Ok, I’ll admit it, most romantic comedies do not have interesting, fascinating plots. We pretty much know that the two characters will get together at the end. But, you see, good romantic comedies have a few elements missing here: funny dialogue, funny characters, funny situations and, oh yeah, THE LEADS SHOULD AT LEAST HAVE SOME CHEMISTRY TOGETHER. Sorry, but that felt like an all caps-lock kind of moment. Dempsey and Monaghan are supposed to be best friends, but they don’t even seem like neighbors who speak to each other occasionally. So, the lack of any feeling at all between them doesn’t help.

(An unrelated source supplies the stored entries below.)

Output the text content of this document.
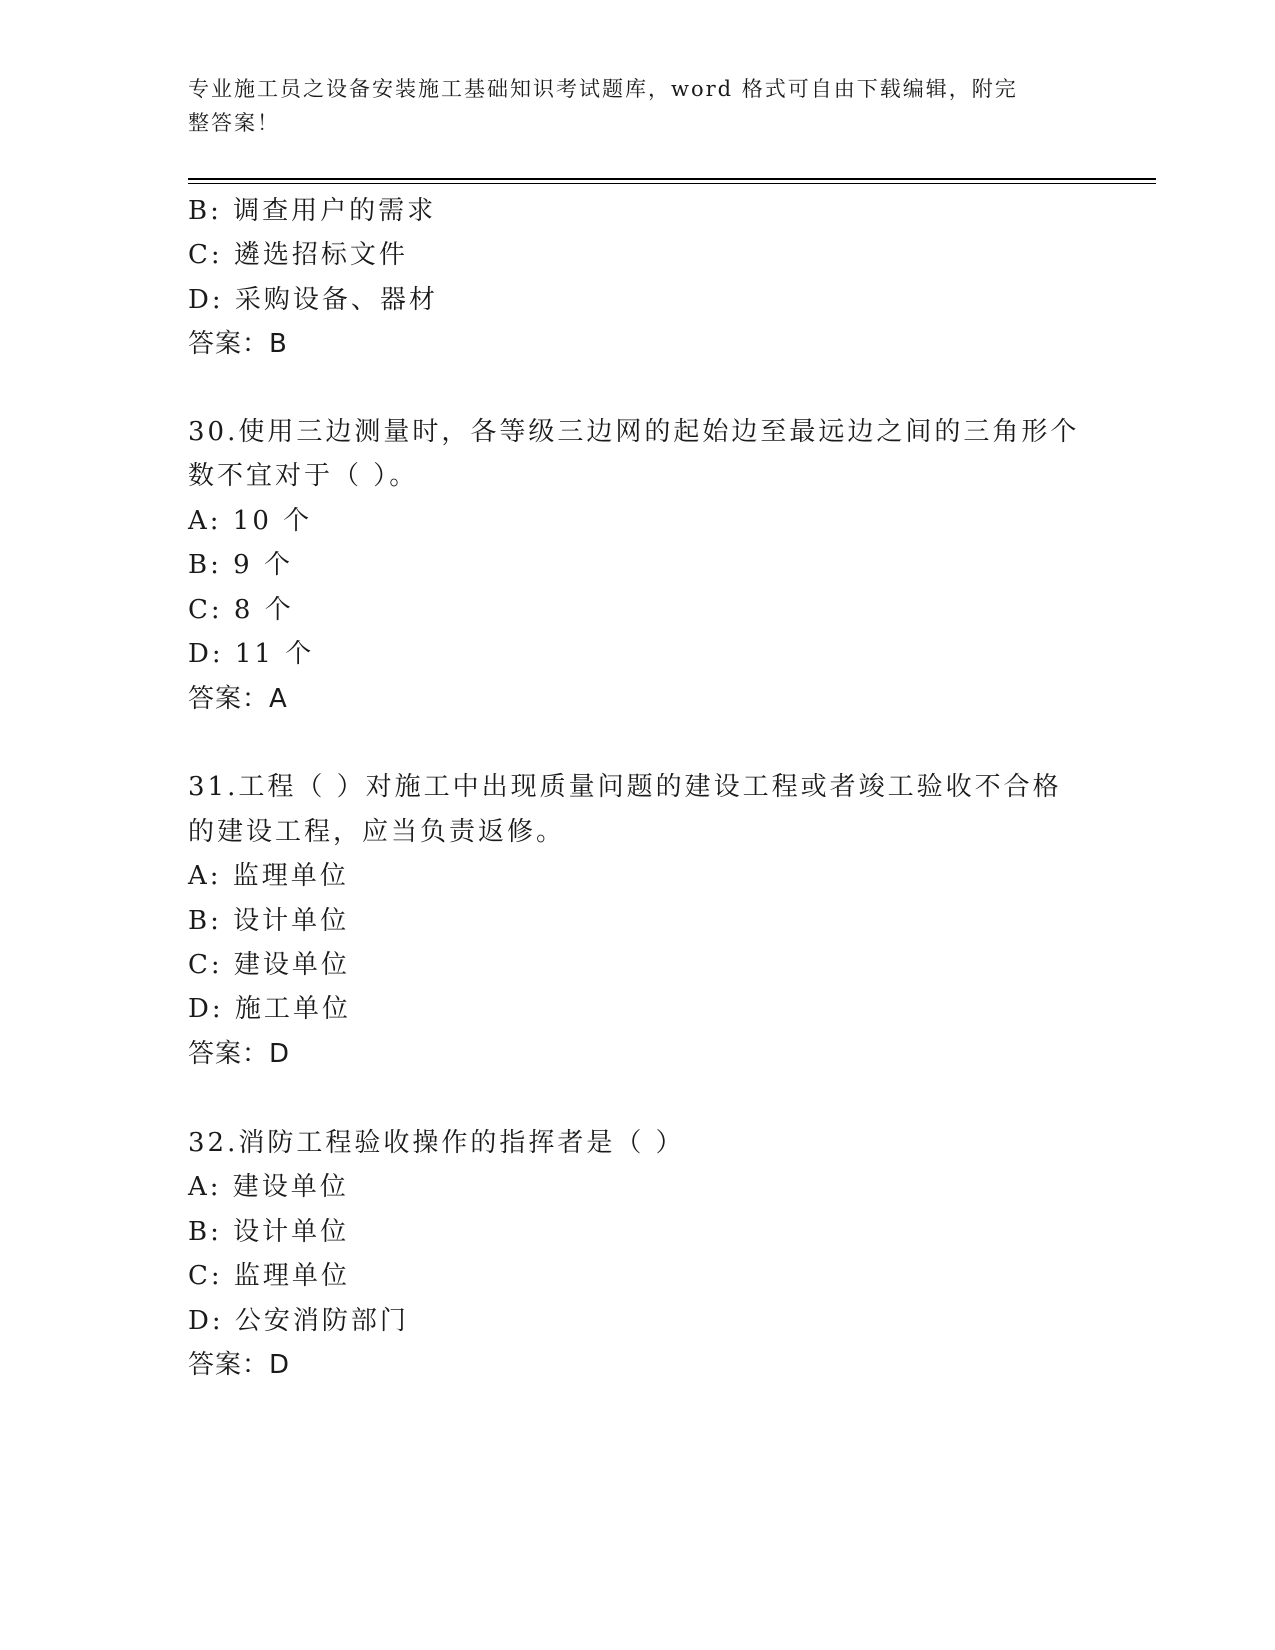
专业施工员之设备安装施工基础知识考试题库，word 格式可自由下载编辑，附完
整答案！
B: 调查用户的需求
C: 遴选招标文件
D: 采购设备、器材
答案：B
30.使用三边测量时，各等级三边网的起始边至最远边之间的三角形个
数不宜对于（ ）。
A: 10 个
B: 9 个
C: 8 个
D: 11 个
答案：A
31.工程（ ）对施工中出现质量问题的建设工程或者竣工验收不合格
的建设工程，应当负责返修。
A: 监理单位
B: 设计单位
C: 建设单位
D: 施工单位
答案：D
32.消防工程验收操作的指挥者是（ ）
A: 建设单位
B: 设计单位
C: 监理单位
D: 公安消防部门
答案：D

It also doesn’t help that the romantic rival, played by Kevin McKidd (from the terrific HBO show “Rome”) seems like a better fit for Hannah than Tom does. Ok, he’s a bit bland, but then again, so is she. So is Tom. In fact, so is everybody just about. Even Kathleen Quinlan, who usually adds a little something to the films she appears in, seems totally at a loss in this film. The only actor who gives a decent performance is the late Sydney Pollack as Dempsey’s often married (and divorced) father. But, he’s in it for maybe eight minutes.

This is a boring, watered down romantic comedy, the kind of cookie-cutter garbage that gets churned out quickly, consumed by mass audiences of bored, sheltered movie-goers, then quickly scuttled to DVD where it can make a few bucks. It’s not interesting, it’s not romantic, it’s not funny, but most of all, it’s not good.